One context in which this becomes evident in clinical medicine is when a person dies unexpectedly and without explanation. In children this scenario is called Sudden Infant Death (SID), in adults Sudden Unexpected Death (SUD). While many might prefer a sudden and unexpected death for themselves over one following a long period of suffering, death often causes particular trauma to those left behind when it is unexpected and unexplained.

 

My Editor’s Choice from the current volume of Seizure is a paper by Sarah E. Buerki et al. exploring the possible explanatory genetic contributions to SID and SUD (2). Previous genetic postmortem studies had mainly focussed on genes associated with cardiomyopathies and cardiac arrhythmias. Potentially relevant genetic variants in such genes have been identified in around 20% of individuals whose deaths had been categorised as SID, with similar detection rates in adults who died of SUD (3-5). Genes associated with cardiac pathology have also been examined in people thought to have died of SUD in the context of epilepsy (SUDEP): A recent review of such studies reported likely pathogenic gene discovery rates of around 11% (6).

 

The genetic postmortem study by Buerki et al. focussed especially on 365 epilepsy-associated variants – on the basis that a proportion of SUD may be attributable to SUDEP rather than primarily cardiac causes. Likely pathogenic variants were found in 19/155 (12.2%) of SIDS and in 6/45 (13.3%) of SUD cases. The potential relevance of this discovery is supported by the observation that genetic variants linked to epilepsy were found more commonly in the subgroup of SUD cases which were likely to have been linked to epilepsy (i.e. SUDEP): 4 of these 9 cases (44.4%) harboured such variants. Of course, the presence of a genetic variant linked to epilepsy does not mean that all of these individuals had experienced epileptic seizures or died of SUDEP. However, this finding supports the idea that SUDEP may explain more cases of SID and SUD than previously assumed – and that greater priority should be given to the prevention of SUDEP through the improvement of epilepsy services.

 

 

References

  1. Ladd-Acosta C, Fallin MD. The role of epigenetics in genetic and environmental epidemiology. Epigenomics 2016;8:271-83.

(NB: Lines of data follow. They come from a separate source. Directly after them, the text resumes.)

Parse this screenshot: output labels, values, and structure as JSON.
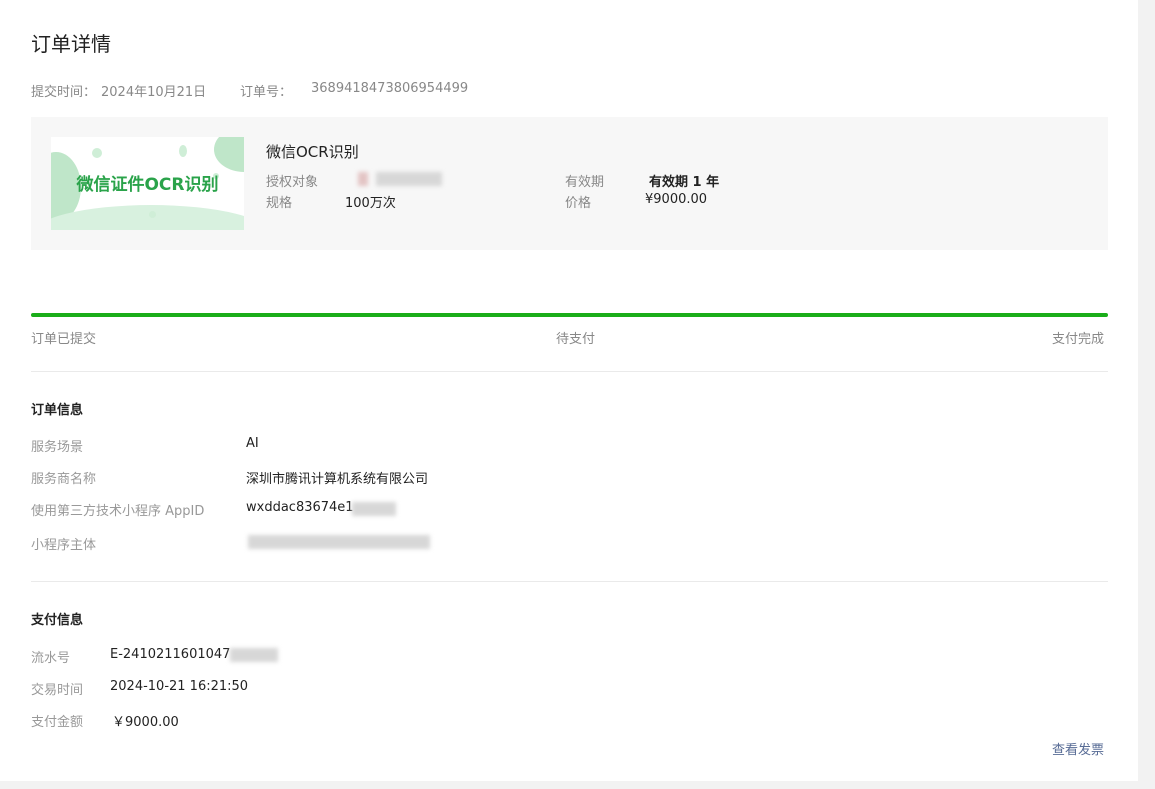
{
  "page": {
    "title": "订单详情"
  },
  "meta": {
    "submit_label": "提交时间：",
    "submit_date": "2024年10月21日",
    "order_no_label": "订单号：",
    "order_no": "3689418473806954499"
  },
  "product": {
    "thumb_text": "微信证件OCR识别",
    "name": "微信OCR识别",
    "auth_label": "授权对象",
    "auth_value": "",
    "spec_label": "规格",
    "spec_value": "100万次",
    "validity_label": "有效期",
    "validity_value": "有效期 1 年",
    "price_label": "价格",
    "price_value": "¥9000.00"
  },
  "progress": {
    "value_percent": 100,
    "steps": [
      "订单已提交",
      "待支付",
      "支付完成"
    ]
  },
  "order_info": {
    "heading": "订单信息",
    "rows": [
      {
        "label": "服务场景",
        "value": "AI"
      },
      {
        "label": "服务商名称",
        "value": "深圳市腾讯计算机系统有限公司"
      },
      {
        "label": "使用第三方技术小程序 AppID",
        "value": "wxddac83674e1"
      },
      {
        "label": "小程序主体",
        "value": ""
      }
    ]
  },
  "payment_info": {
    "heading": "支付信息",
    "rows": [
      {
        "label": "流水号",
        "value": "E-2410211601047"
      },
      {
        "label": "交易时间",
        "value": "2024-10-21 16:21:50"
      },
      {
        "label": "支付金额",
        "value": "￥9000.00"
      }
    ]
  },
  "actions": {
    "view_invoice": "查看发票"
  },
  "colors": {
    "accent_green": "#1aad19",
    "link_blue": "#576b95"
  }
}
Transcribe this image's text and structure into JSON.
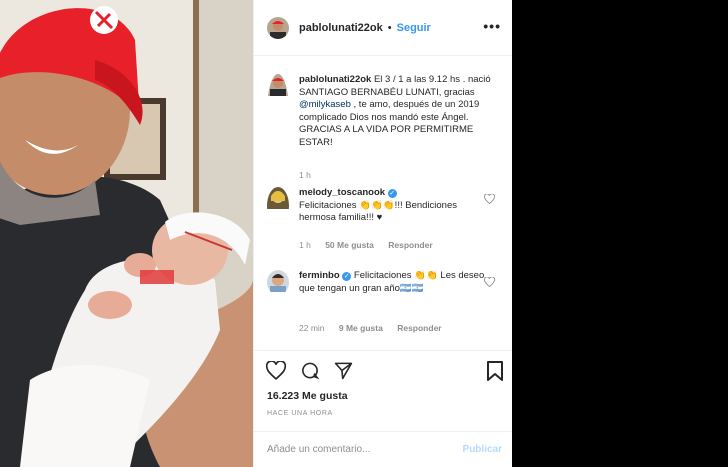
{
  "post": {
    "username": "pablolunati22ok",
    "follow_label": "Seguir",
    "separator": "•",
    "more_label": "•••"
  },
  "caption": {
    "username": "pablolunati22ok",
    "text": "El 3 / 1 a las 9.12 hs . nació SANTIAGO BERNABÉU LUNATI, gracias ",
    "mention": "@milykaseb",
    "text2": " , te amo, después de un 2019 complicado Dios nos mandó este Ángel. GRACIAS A LA VIDA POR PERMITIRME ESTAR!",
    "age": "1 h"
  },
  "comments": [
    {
      "username": "melody_toscanook",
      "text": "Felicitaciones 👏👏👏!!! Bendiciones hermosa familia!!! ♥",
      "age": "1 h",
      "likes": "50 Me gusta",
      "reply": "Responder"
    },
    {
      "username": "ferminbo",
      "text": "Felicitaciones 👏👏 Les deseo que tengan un gran año🇦🇷🇦🇷",
      "age": "22 min",
      "likes": "9 Me gusta",
      "reply": "Responder"
    }
  ],
  "footer": {
    "likes": "16.223 Me gusta",
    "time": "HACE UNA HORA",
    "comment_placeholder": "Añade un comentario...",
    "publish_label": "Publicar"
  },
  "icons": [
    "heart-icon",
    "comment-icon",
    "share-icon",
    "bookmark-icon",
    "verified-icon",
    "more-icon"
  ],
  "colors": {
    "link": "#3897f0",
    "meta": "#8e8e8e",
    "publish_disabled": "#b3dbff",
    "cap_red": "#e8202a"
  }
}
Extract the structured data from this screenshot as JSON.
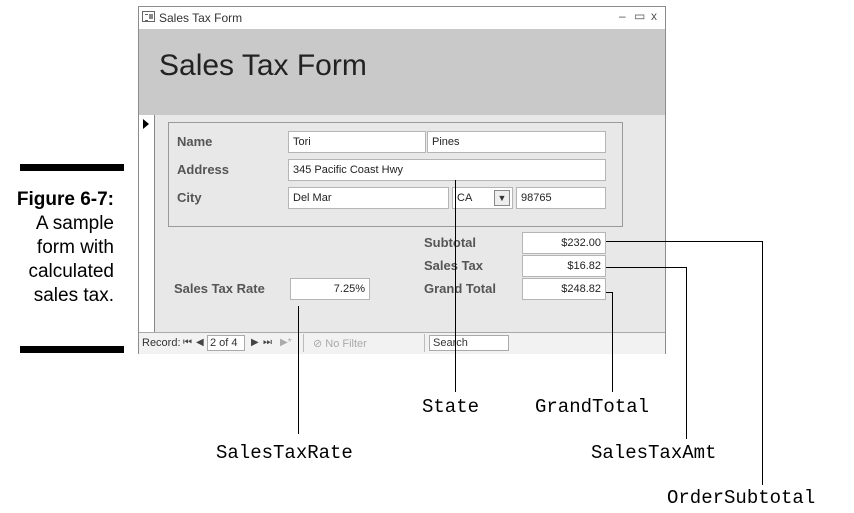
{
  "figure": {
    "number": "Figure 6-7:",
    "caption_lines": [
      "A sample",
      "form with",
      "calculated",
      "sales tax."
    ]
  },
  "window": {
    "title": "Sales Tax Form",
    "controls": {
      "minimize": "–",
      "maximize": "▭",
      "close": "x"
    }
  },
  "form": {
    "header_title": "Sales Tax Form",
    "labels": {
      "name": "Name",
      "address": "Address",
      "city": "City",
      "subtotal": "Subtotal",
      "sales_tax": "Sales Tax",
      "sales_tax_rate": "Sales Tax Rate",
      "grand_total": "Grand Total"
    },
    "values": {
      "first_name": "Tori",
      "last_name": "Pines",
      "address": "345 Pacific Coast Hwy",
      "city": "Del Mar",
      "state": "CA",
      "zip": "98765",
      "subtotal": "$232.00",
      "sales_tax": "$16.82",
      "sales_tax_rate": "7.25%",
      "grand_total": "$248.82"
    }
  },
  "navigation": {
    "record_label": "Record:",
    "first": "⏮",
    "prev": "◀",
    "current": "2 of 4",
    "next": "▶",
    "last": "⏭",
    "new": "▶*",
    "filter_label": "No Filter",
    "search_label": "Search"
  },
  "callouts": {
    "state": "State",
    "grand_total": "GrandTotal",
    "sales_tax_rate": "SalesTaxRate",
    "sales_tax_amt": "SalesTaxAmt",
    "order_subtotal": "OrderSubtotal"
  }
}
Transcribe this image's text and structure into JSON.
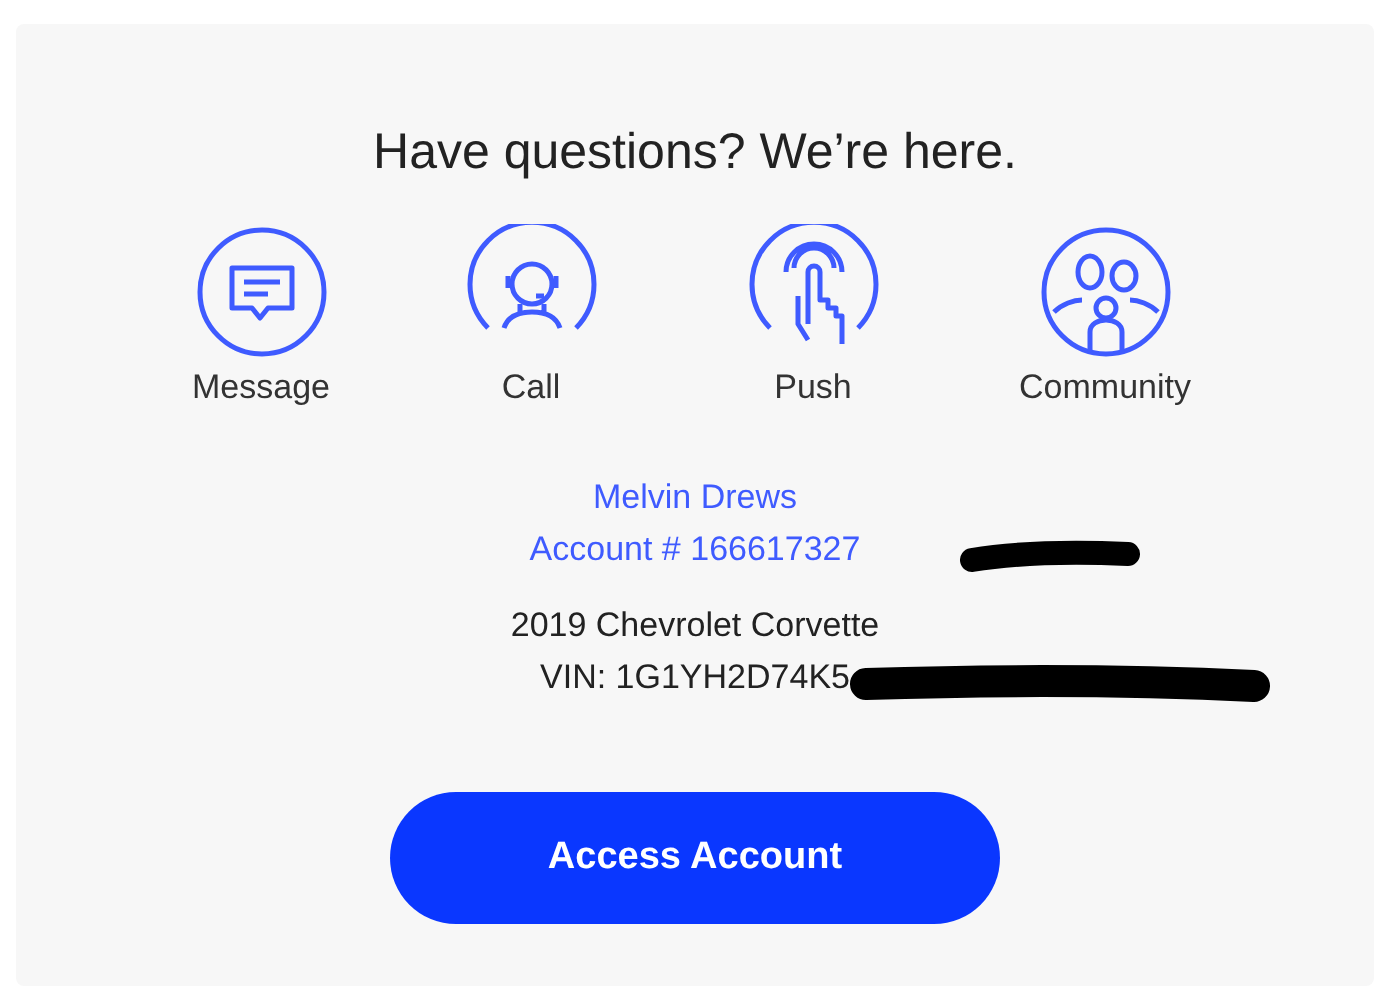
{
  "heading": "Have questions? We’re here.",
  "contact_options": [
    {
      "kind": "message",
      "label": "Message"
    },
    {
      "kind": "call",
      "label": "Call"
    },
    {
      "kind": "push",
      "label": "Push"
    },
    {
      "kind": "community",
      "label": "Community"
    }
  ],
  "account": {
    "name": "Melvin Drews",
    "number": "Account # 166617327"
  },
  "vehicle": {
    "model": "2019 Chevrolet Corvette",
    "vin": "VIN: 1G1YH2D74K5"
  },
  "button": "Access Account"
}
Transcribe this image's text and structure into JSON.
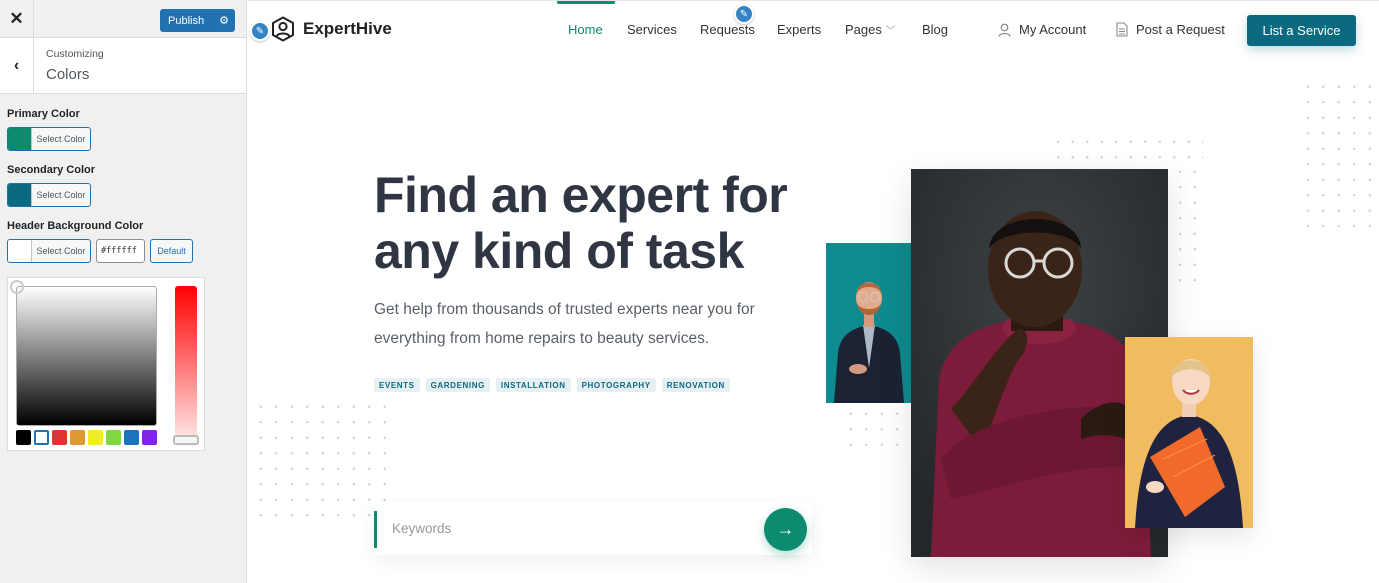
{
  "customizer": {
    "close_icon": "close-icon",
    "publish_label": "Publish",
    "settings_icon": "gear-icon",
    "back_icon": "chevron-left-icon",
    "breadcrumb": "Customizing",
    "section_title": "Colors",
    "controls": [
      {
        "label": "Primary Color",
        "button_label": "Select Color",
        "color": "#0c8b6f"
      },
      {
        "label": "Secondary Color",
        "button_label": "Select Color",
        "color": "#0b6a80"
      },
      {
        "label": "Header Background Color",
        "button_label": "Select Color",
        "color": "#ffffff",
        "hex_value": "#ffffff",
        "default_label": "Default"
      }
    ],
    "picker": {
      "hue": "#ff0000",
      "palette": [
        "#000000",
        "#ffffff",
        "#dd3333",
        "#dd9933",
        "#eeee22",
        "#81d742",
        "#1e73be",
        "#8224e3"
      ],
      "selected_palette_index": 1
    }
  },
  "site": {
    "brand": "ExpertHive",
    "nav": [
      {
        "label": "Home",
        "active": true
      },
      {
        "label": "Services"
      },
      {
        "label": "Requests"
      },
      {
        "label": "Experts"
      },
      {
        "label": "Pages",
        "dropdown": true
      },
      {
        "label": "Blog"
      }
    ],
    "account_label": "My Account",
    "post_request_label": "Post a Request",
    "cta_label": "List a Service",
    "hero": {
      "title": "Find an expert for any kind of task",
      "subtitle": "Get help from thousands of trusted experts near you for everything from home repairs to beauty services.",
      "tags": [
        "EVENTS",
        "GARDENING",
        "INSTALLATION",
        "PHOTOGRAPHY",
        "RENOVATION"
      ],
      "search_placeholder": "Keywords",
      "search_icon": "arrow-right-icon"
    },
    "images": [
      {
        "name": "man-in-suit-photo",
        "description": "Man in suit holding phone on teal background"
      },
      {
        "name": "man-in-red-sweater-photo",
        "description": "Man with glasses in red sweater, arms crossed"
      },
      {
        "name": "woman-with-folder-photo",
        "description": "Smiling woman holding orange folder on yellow background"
      }
    ],
    "colors": {
      "primary": "#0c8b6f",
      "secondary": "#0b6a80",
      "heading": "#2f3542"
    }
  }
}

  2. Buerki SE, Haas C, Neubauer J. Exome analysis focusing on epilepsy-related genes in children and adults with sudden unexplained death. Seizure. 2023; 113:66-75.

  3. Neubauer J, Lecca MR, Russo G, Bartsch C, Medeiros-Domingo A, Berger W, Haas C. Post-mortem whole-exome analysis in a large sudden infant death syndrome cohort with a focus on cardiovascular and metabolic genetic diseases. Eur J Hum Genet. 2017;25:404-409.

  4. Tester DJ, Wong LCH, Chanana P, Jaye A, Evans JM, FitzPatrick DR, Evans MJ, Fleming P, Jeffrey I, Cohen MC, Tfelt-Hansen J, Simpson MA, Behr ER, Ackerman MJ. Cardiac Genetic Predisposition in Sudden Infant Death Syndrome. J Am Coll Cardiol. 2018;71:1217-1227.

  5. Guo L, Torii S, Fernandez R, Braumann RE, Fuller DT, Paek KH et al. Genetic Variants Associated With Unexplained Sudden Cardiac Death in Adult White and African American Individuals. JAMA Cardiol. 2021;6:1013-1022.

  6. Chahal CAA, Salloum MN, Alahdab F, Gottwald JA, Tester DJ, Anwer LA, So EL, Murad MH, St Louis EK, Ackerman MJ, Somers VK. Systematic Review of the Genetics of Sudden Unexpected Death in Epilepsy: Potential Overlap With Sudden Cardiac Death and Arrhythmia-Related Genes. J Am Heart Assoc. 2020;9:e012264.